Kona Grill has suffered from softer demand for seafood and alcohol. | Photo: Shutterstock
A handful of Kona Grills will be replaced by one of the chain’s sister brands this year.
Parent company The One Group said it plans to convert five locations of the upscale Asian concept to either Benihana or STK. It’s part of a “portfolio optimization” for 25-unit Kona that also included the closure of six unprofitable locations last year and one in 2026.
It comes amid a long streak of same-store sales declines at Kona. In both 2024 and 2025, same-store sales in One Group’s Grill segment fell more than 12%, and they are down another 12.5% so far this year. The Grill segment includes results from both Kona and the 12-unit RA Sushi chain.
The company has blamed these struggles largely on changing consumer habits, including less spending on seafood and alcohol and rising sushi competition.
STK and the recently acquired Benihana have performed better in comparison. Last year, Benihana same-store sales fell 0.8%, while STK’s were down 3.8%.
The conversions have attractive economics. The One Group estimates it will cost $1 million to $1.5 million to turn the Kona Grills over into a new brand, an investment it expects to make back within a year.
The five locations have already been closed and are being prepared for conversion. The company expects them to be reopened by July.
The remaining Kona Grills, meanwhile, are expected to be 100% profitable with better margins.

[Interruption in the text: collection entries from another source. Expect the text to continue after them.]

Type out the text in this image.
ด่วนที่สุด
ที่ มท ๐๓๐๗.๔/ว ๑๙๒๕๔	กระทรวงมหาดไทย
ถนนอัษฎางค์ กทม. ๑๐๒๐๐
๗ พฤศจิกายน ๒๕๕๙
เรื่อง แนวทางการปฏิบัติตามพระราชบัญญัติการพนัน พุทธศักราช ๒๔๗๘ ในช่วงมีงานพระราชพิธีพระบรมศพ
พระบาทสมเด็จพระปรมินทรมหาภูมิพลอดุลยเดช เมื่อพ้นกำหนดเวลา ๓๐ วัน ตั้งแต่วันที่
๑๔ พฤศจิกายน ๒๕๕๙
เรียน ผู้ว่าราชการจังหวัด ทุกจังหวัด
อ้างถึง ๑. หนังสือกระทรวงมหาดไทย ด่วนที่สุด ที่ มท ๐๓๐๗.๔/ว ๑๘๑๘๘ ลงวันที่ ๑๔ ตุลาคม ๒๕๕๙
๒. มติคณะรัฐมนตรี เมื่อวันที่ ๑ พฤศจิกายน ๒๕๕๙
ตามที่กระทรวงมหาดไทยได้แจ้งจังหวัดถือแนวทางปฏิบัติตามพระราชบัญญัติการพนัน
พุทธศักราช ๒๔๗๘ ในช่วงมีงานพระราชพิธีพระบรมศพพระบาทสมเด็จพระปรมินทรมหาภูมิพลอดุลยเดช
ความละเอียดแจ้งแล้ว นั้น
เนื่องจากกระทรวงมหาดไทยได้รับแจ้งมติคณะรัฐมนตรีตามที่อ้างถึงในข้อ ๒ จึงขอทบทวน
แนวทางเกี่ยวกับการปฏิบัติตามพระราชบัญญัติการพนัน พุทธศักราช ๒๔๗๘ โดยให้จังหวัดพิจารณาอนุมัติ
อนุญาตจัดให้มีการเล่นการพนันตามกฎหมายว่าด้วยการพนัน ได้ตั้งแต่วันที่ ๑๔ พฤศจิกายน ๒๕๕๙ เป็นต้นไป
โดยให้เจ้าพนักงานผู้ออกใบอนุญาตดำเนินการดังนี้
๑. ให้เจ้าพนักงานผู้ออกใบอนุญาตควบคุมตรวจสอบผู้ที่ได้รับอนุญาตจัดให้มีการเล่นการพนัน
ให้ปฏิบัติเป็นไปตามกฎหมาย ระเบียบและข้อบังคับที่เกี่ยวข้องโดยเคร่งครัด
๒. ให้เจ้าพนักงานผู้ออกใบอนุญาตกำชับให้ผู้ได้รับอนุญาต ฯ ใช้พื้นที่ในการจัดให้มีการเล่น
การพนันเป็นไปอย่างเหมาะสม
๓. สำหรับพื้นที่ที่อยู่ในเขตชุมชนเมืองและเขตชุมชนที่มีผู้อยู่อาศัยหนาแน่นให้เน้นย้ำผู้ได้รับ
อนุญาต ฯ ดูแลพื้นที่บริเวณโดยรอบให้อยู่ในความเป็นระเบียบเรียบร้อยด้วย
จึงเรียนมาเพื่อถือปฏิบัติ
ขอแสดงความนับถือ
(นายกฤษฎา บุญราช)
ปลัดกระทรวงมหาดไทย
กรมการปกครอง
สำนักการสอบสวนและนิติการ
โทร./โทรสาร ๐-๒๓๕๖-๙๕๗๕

The One Group has had success converting other restaurants. Last year, it turned an RA Sushi into an STK. The store is now operating at an annualized revenue run rate of $7 million, an increase of more than $4 million, beating expectations.
It also has big plans for Benihana, the 80-unit teppanyaki chain it acquired in 2024. It recently signed a 10-unit development agreement for the brand in the San Francisco area, which will include units of Benihana Express, a scaled-back version without the teppanyaki tables.
It is the largest franchise agreement in The One Group’s history. The company also plans to open two company-owned Benihanas this year.
The company continues to invest in marketing and digital at Benihana, including the new Friends with Benefits loyalty program that covers all of The One Group’s concepts. It has also pared back the menu and is working to get table turn times down to 90 minutes, from 100 or 105.
Overall, Denver-based The One Group is expecting a better year in 2026. It is projecting same-store sales growth of 1% to 3% and consolidated adjusted EBITDA of $100 million to $110 million, which would be an 18% year over year improvement at the midpoint.